Arthur James Stark was born in Beaufort Row, Chelsea on 6 October 1831, the only son of James Stark, the landscape painter, by his wife Elizabeth Young Dinmore. He was christened at St Luke's Church, Chelsea, on 2 November 1831. An artistic aptitude was early fostered by lessons from his father, with whom he was close to all his life. Between 1839 and 1849, when the family was residing at Windsor, young Stark studied animal painting under Edmund Bristow, an intimate friend of the family, and acquired a love of the Thames valley, where he found the subjects of many of his pictures. As early as 1848 he exhibited at the Royal Academy and the British Institution, his first picture at the Academy being hung on the line between works by Edwin Landseer and Sir Francis Grant. In 1849 James Stark relocated to London for the sake of the education of his son, who entered the Royal Academy schools in the same year. During that time the family lived at 34, Norfolk Street. For some time young Stark used to paint in the stables of Messrs. Chaplin & Home, the carriers, and at a later period he rented for three years at Tatter- sail's a studio where he perfected his painting of horses. His ability became known, and in 1874, from a fear of hampering his progress, he declined a private offer of the post vacated by the death of Frederick William Keyl, an animal painter to Queen Victoria. For many years he taught art in London as well as painted. In 1886, he retired to Nutfield, Surrey, where he devoted the remainder of his life exclusively to painting. Stark worked until within a few days of his death at Thombank, South Nutfield, Surrey, on 29 Oct. 1902. He was cremated at Woking, and a tablet was placed to his memory in Nutfield old church. His portrait in miniature by H. B. Love ; in oil, as a child, by Charles Hancock, and in watercolour by his wife are in the possession of his widow.
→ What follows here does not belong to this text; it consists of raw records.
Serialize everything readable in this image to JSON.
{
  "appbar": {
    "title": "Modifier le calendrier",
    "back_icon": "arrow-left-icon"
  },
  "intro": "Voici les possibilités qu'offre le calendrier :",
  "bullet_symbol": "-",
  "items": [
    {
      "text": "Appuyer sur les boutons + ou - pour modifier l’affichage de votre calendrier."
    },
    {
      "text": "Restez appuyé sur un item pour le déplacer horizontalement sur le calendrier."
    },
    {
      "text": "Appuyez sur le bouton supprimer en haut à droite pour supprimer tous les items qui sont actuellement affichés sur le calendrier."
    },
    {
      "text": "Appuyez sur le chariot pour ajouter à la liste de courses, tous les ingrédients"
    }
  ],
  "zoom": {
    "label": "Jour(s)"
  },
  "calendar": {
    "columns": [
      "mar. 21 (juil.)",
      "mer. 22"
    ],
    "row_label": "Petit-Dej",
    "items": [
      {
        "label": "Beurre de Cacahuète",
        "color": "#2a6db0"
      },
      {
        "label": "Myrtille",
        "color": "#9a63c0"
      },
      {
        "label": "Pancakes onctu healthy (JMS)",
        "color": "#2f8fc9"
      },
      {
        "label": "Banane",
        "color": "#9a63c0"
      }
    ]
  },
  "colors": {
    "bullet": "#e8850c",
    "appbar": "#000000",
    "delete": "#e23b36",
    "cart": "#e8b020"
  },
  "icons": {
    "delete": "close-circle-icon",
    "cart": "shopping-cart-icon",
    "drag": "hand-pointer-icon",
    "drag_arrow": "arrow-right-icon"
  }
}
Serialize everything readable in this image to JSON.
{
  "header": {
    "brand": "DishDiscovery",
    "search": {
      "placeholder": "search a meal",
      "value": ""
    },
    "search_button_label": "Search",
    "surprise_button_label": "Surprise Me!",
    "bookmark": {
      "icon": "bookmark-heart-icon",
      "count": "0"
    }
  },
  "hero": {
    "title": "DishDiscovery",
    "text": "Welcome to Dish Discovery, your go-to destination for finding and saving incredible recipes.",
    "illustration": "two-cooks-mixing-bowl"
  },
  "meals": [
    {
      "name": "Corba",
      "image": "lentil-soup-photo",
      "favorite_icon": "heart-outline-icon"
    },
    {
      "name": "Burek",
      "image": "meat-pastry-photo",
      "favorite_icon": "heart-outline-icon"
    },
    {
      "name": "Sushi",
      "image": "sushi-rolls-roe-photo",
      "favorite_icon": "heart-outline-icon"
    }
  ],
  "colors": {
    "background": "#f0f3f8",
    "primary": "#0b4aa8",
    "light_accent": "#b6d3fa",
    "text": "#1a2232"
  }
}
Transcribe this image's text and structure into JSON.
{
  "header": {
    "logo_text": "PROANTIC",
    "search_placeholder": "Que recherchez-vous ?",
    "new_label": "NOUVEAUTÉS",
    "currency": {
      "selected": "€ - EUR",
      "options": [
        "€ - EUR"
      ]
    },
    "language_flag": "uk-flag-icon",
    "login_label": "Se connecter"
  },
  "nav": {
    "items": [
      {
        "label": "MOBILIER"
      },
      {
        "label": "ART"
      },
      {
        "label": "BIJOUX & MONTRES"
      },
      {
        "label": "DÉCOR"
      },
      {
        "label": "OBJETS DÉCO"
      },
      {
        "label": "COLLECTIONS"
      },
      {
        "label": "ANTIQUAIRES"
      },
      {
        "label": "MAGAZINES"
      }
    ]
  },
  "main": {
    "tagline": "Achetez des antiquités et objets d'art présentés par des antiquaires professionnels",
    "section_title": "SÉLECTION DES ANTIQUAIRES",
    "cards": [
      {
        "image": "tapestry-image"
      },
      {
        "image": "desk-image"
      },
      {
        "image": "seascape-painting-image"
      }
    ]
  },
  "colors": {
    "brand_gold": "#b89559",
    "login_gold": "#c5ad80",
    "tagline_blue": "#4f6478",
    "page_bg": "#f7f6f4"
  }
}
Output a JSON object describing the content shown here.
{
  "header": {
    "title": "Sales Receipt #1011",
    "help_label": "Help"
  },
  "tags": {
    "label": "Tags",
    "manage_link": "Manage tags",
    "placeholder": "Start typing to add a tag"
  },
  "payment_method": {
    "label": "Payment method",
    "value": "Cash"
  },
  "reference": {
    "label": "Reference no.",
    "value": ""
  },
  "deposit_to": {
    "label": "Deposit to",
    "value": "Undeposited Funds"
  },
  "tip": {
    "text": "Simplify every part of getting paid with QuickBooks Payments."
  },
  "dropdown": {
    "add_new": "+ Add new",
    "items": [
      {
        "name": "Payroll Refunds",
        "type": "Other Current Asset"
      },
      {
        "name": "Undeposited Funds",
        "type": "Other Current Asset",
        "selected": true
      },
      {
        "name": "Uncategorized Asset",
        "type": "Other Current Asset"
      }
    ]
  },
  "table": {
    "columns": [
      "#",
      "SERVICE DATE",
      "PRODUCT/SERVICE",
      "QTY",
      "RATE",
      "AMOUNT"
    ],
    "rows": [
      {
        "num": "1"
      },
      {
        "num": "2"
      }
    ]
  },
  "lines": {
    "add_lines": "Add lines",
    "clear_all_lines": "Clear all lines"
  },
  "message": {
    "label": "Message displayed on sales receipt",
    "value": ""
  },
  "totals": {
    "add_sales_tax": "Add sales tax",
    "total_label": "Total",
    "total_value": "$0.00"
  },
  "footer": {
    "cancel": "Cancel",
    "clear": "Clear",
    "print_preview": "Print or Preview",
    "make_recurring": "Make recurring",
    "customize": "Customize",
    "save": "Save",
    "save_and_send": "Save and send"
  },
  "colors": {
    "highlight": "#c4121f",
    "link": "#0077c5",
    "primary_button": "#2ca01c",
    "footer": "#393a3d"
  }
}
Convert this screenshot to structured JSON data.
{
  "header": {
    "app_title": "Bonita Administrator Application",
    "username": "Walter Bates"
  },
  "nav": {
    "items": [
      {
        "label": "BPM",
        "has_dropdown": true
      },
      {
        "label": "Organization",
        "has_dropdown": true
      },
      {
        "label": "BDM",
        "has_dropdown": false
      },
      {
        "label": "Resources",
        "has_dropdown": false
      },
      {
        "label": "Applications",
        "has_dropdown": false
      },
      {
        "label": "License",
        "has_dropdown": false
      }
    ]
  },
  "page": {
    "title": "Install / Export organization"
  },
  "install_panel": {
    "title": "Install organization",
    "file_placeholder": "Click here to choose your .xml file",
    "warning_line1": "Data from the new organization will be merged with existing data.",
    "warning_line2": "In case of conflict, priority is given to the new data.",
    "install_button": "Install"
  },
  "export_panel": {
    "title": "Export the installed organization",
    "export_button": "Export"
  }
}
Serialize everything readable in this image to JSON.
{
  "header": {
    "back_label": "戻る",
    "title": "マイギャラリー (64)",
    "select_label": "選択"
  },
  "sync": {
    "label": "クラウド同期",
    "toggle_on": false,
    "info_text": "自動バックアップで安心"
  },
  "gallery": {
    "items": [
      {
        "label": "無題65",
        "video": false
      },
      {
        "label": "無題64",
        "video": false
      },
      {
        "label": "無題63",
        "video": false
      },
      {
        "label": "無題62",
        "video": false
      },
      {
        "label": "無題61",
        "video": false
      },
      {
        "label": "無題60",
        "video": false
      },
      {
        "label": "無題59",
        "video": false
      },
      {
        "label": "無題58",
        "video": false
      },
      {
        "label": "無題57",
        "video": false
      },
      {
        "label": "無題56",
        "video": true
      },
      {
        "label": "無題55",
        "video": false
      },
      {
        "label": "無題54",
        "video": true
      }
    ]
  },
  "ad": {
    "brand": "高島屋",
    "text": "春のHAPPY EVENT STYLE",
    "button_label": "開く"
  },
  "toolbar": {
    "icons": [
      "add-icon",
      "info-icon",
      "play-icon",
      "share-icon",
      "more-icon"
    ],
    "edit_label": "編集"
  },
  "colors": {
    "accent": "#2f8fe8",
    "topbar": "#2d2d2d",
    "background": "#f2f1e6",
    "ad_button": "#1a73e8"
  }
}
He married on 20 Nov. 1878, at Ascot, Rose Isabella youngest daughter of Thomas Fassett Kent, counsel to the chairman of committees in the House of Lords. A daughter was born in 1879 and a son, James Arthur, was born 1881, both of whom survived him.
Style and works
Stark was one of the last artists of the Norwich School, and probably the only one to acquire a reputation for animal painting. The minute touch of his earlier work shows the strong influence of his father, but his later pictures display a more marked individuality and abandon many of the traditions of his father's school. He was fond of depicting homely English scenes, such as haymaking, harvesting, and the farmyard; his landscapes were largely derived from the Thames valley, Surrey, and Norfolk. He painted both in oil and water-colour. Between 1848 and 1887 he exhibited thirty-six pictures at the Royal Academy, thirty-three at the British Institution, fifty-one at the Society of British Artists, three at the Institute of Painters in Water Colours, and fifty-seven at other galleries. Among his works were A Water Mill, Forest Scene, Interior of a Stable, A Quiet Nook, A Shady Pool, In Moor Park, Rickmansworth, Timber Carting, A Farmyard, and Dartmoor Drift — the last-named was one of his best paintings. A watercolour drawing of Calves is at the Victoria and Albert Museum; three water-colours, Interior of a Windmill fitted up as a Chapel, Windmill and Cottage and Heath Scene, are at the British Museum, and his oil painting Dartmoor Ponies is in the Norwich Castle Museum. Exhibitions of works by him were held at the Dudley Galleries, 169 Piccadilly, in Oct. 1907 and Oct. 1911.